Dès l’époque, la décision de suspendre les vols en direction ou depuis l’Aéroport International de Beyrouth aurait du être prise par les responsables de la sureté aérienne et les responsables des companies aériennes locales – on accuse notamment l’un d’entre eux d’avoir fait ramener ces chasseurs chargés l’éliminer les mouettes – et internationales pour protester contre les risques posés par la décision des autorités libanaises.
Dès l’époque, le Ministre du Transport d’alors aurait dû intervenir pour rappeler les conséquences de cette décision. Dès l’époque, cette décision de mise en place de cette déchèterie aurait dû être suspendue. Seuls quelques courageux s’exprimaient alors et mettaient en évidence non seulement les risques mais allaient manifester sur place. Ils n’étaient pas écouter, les autres s’en foutaient, trop heureux de voir une pseudo-fin à la crise des ordures alors que ce n’était qu’un prologue. Manque de vision à long terme pour la plupart des gens. Donner leur le peu qui suffit à les satisfaire, ils réclameront plus un état de droit et un état respectueux de ses concitoyens.
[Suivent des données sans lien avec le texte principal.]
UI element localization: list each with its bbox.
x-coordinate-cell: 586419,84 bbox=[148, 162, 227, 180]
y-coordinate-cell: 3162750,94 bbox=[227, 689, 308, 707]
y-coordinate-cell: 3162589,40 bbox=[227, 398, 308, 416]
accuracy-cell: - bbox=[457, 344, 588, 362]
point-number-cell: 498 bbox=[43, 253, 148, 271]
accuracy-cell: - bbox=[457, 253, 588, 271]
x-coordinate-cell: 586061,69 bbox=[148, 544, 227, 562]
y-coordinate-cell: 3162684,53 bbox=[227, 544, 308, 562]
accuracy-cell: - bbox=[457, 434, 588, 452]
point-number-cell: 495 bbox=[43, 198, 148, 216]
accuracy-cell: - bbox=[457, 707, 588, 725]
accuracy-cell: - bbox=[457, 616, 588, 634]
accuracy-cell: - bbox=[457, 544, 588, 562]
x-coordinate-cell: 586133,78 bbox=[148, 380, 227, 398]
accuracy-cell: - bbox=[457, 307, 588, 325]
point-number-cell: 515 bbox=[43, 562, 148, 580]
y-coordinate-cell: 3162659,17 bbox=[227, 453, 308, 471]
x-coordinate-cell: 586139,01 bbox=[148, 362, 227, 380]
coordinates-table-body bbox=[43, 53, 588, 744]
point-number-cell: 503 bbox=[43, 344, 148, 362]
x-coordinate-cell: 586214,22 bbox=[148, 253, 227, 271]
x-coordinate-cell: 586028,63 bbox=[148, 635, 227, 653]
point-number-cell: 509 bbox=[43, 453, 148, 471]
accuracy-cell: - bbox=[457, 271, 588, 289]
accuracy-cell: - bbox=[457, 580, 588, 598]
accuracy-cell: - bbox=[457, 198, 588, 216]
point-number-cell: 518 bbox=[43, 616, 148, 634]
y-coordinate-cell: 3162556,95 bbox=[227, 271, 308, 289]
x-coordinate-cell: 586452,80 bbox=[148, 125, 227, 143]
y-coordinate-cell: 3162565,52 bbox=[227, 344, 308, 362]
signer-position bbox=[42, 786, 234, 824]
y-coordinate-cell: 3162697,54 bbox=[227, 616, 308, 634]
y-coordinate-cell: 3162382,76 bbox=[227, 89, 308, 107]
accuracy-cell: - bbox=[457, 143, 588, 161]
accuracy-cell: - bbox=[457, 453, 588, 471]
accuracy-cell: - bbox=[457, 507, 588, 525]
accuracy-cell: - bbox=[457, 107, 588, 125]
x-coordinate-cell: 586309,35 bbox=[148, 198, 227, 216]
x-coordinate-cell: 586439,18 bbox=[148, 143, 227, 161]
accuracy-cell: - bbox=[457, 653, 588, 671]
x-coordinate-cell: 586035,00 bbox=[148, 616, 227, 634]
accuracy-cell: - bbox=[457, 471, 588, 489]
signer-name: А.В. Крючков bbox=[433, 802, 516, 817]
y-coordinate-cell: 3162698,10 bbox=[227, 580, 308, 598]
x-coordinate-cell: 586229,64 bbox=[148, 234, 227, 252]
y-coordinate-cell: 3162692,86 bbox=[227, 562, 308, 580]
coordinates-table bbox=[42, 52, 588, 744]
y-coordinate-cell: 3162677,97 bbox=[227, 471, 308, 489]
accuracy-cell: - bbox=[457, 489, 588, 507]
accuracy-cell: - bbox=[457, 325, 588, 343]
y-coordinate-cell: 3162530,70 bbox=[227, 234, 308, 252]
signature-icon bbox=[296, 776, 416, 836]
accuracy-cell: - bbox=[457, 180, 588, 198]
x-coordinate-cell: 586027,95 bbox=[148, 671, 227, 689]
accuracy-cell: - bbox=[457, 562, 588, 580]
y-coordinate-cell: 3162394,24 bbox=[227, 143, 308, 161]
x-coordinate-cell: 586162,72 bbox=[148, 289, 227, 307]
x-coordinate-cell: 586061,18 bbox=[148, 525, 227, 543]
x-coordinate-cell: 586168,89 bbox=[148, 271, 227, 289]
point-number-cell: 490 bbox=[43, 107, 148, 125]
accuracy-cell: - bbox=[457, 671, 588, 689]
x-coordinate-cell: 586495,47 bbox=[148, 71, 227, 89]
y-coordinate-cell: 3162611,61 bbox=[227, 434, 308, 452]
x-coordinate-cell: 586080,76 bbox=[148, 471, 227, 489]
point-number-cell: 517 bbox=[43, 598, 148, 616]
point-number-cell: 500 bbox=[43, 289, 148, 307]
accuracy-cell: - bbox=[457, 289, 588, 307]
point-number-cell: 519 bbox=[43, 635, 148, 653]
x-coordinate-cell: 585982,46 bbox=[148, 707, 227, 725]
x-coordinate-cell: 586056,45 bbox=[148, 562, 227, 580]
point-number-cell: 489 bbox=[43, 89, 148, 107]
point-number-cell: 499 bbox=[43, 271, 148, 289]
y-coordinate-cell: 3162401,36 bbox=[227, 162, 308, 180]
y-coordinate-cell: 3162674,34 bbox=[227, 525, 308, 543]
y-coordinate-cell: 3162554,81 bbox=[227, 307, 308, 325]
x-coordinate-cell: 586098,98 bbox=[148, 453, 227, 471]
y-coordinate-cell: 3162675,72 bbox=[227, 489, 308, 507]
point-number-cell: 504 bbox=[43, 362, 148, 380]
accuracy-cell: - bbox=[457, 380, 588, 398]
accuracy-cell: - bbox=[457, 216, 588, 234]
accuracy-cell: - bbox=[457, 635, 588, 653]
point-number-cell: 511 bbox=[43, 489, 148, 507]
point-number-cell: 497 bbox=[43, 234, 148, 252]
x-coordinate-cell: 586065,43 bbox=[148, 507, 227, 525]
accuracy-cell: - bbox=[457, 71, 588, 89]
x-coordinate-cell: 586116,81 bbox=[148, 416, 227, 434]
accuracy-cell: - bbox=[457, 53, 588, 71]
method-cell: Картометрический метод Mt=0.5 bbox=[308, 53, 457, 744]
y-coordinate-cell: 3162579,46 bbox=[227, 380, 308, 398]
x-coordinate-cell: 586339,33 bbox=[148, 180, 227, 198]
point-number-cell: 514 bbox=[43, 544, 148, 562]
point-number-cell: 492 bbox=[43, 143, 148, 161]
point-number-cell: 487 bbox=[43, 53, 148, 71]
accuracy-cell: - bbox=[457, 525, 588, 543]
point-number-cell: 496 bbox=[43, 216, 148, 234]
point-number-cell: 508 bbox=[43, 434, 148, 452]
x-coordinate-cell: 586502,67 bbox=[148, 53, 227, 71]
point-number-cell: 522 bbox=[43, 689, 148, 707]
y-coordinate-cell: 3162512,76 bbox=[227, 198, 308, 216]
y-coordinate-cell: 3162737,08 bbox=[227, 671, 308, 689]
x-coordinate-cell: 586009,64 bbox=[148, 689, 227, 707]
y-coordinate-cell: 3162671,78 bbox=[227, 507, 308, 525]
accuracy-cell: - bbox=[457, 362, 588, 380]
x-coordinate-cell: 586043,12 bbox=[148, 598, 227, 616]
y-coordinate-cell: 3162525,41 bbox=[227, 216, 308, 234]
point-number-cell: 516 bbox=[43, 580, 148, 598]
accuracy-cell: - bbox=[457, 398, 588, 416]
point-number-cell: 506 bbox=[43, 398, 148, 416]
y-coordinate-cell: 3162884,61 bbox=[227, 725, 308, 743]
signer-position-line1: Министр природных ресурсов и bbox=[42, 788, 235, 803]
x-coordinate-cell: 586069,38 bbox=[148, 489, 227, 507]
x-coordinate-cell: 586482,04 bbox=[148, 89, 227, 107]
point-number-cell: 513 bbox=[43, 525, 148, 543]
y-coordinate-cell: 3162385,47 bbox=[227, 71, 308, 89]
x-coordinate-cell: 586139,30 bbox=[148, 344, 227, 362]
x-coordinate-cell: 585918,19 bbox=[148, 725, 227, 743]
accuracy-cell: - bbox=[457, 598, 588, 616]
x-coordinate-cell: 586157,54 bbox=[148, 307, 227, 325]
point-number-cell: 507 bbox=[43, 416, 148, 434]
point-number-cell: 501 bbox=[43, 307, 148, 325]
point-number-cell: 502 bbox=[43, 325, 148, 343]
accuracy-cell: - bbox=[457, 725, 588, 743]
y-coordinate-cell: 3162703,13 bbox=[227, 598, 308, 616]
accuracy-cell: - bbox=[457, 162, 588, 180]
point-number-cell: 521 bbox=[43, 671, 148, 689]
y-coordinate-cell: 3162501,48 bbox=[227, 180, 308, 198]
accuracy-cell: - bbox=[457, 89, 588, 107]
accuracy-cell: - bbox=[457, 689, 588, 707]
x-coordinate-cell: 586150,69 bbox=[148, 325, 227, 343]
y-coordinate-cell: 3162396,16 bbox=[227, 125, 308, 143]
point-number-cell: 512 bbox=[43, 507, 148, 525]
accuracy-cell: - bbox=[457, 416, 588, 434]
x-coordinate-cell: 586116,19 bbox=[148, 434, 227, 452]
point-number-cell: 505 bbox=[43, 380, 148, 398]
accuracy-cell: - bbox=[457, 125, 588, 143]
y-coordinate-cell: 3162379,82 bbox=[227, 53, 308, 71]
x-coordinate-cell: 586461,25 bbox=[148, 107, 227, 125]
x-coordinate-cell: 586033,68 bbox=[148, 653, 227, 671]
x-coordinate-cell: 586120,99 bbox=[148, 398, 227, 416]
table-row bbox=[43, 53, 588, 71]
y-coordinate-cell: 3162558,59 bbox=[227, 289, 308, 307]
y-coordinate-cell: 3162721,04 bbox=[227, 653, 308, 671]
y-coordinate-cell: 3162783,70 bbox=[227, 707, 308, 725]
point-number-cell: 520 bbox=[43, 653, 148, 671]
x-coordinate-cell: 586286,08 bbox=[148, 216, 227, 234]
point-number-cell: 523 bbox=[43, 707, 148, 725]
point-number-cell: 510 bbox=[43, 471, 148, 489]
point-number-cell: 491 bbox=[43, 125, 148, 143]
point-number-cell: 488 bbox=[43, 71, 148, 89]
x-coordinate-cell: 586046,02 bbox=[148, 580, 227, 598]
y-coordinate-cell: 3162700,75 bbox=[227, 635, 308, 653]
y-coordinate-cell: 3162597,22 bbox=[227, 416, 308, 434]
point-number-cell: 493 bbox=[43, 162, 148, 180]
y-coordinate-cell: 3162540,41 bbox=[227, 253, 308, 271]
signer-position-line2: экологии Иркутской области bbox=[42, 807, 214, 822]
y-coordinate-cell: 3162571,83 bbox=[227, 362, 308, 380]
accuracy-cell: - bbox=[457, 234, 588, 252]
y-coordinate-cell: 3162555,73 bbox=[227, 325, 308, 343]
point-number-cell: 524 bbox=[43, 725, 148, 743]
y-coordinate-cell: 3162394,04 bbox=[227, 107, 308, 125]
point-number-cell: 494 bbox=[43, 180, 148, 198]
Costa Brava est une chose, la décharge de Bourj Hammoud en est une autre qui provoquera également des problèmes sanitaires notamment par rapport à l’importation de matières alimentaires au Port de Beyrouth ou encore des problèmes de santé publique à la population de la capitale.
Les mouettes à l’AIB, ce n’est que la première étape des catastrophes à venir liées à la mise en place de ces 2 décharges – on paye toujours le prix de celle de Bourj Hammoud mise en place dans les années 90 et fermée jusqu’à l’année dernière – si des décisions courageuses ne sont pas prises dans les mois ou les années qui viennent.
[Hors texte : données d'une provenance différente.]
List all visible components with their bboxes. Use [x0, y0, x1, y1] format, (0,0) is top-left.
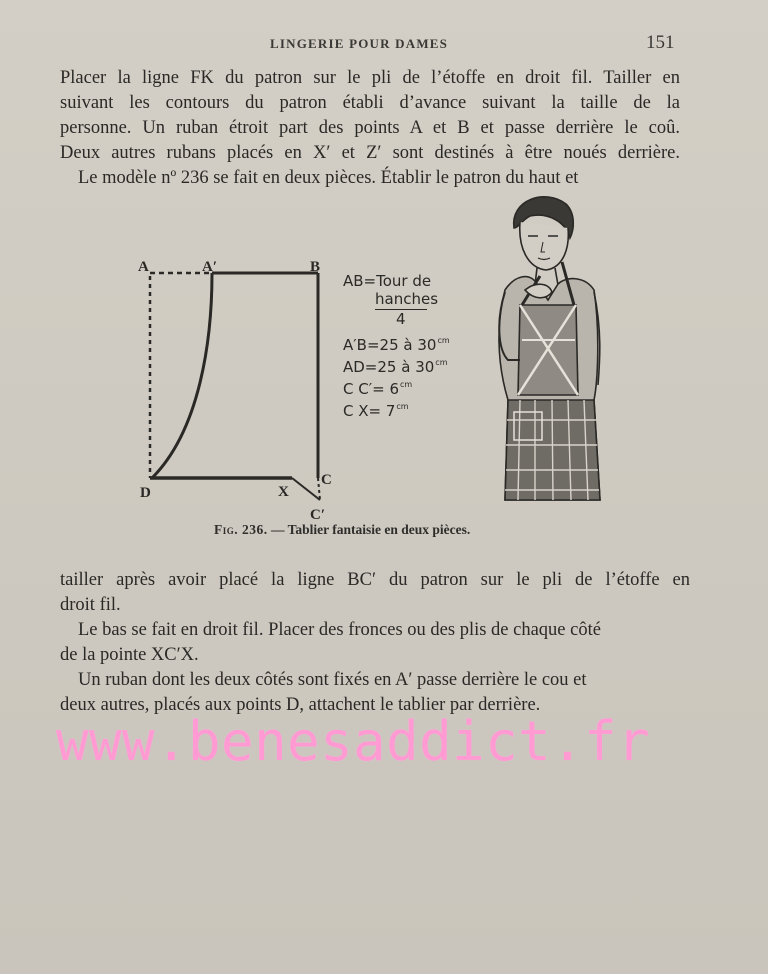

Le Liban est pourtant signataire de traités internationaux qui interdisent les pratiques décidées par les autorités précédentes comme le fait de jeter à la mer des poubelles, les autorités actuelles n’étant en fin de compte pas meilleurs en n’ayant pas décidé de sursoir à ces décisions, de les geler afin de pouvoir dans un premier temps les réexaminer et les annuler ensuite. Il ne fait guère de doute que les organisations internationales vont se rappeler au bon souvenir de nos pseudo-gestionnaire d’un avenir mis en parenthèse dans les mois et les années à venir en regard à ces accords. Les organisations locales de défense de l’environnement ne sont pas meilleurs, c’est la course au Spotlight, qui passe le mieux ou le plus longtemps devant les chaines de télévision alors que les solutions, elles, ne sont pas locales mais internationale.
Une commission d’enquête qu’elle soit judiciaire ou parlementaire, voir les 2 mêmes, devrait être ouverte pour savoir et connaitre pourquoi on en est arriver là, comment on a pu commettre erreur après erreur, malgré les explications des spécialistes et malgré même le sens-commun et le bon sens. Corruption? Manque d’intelligence, Imbécilité même, les causes peuvent être multiples mais il convient de les comprendre pour ne plus recommencer contrairement à nos habitudes bien locales de recommencer encore et encore, ces erreurs. 
Errare humanum est, perseverare diabolicum.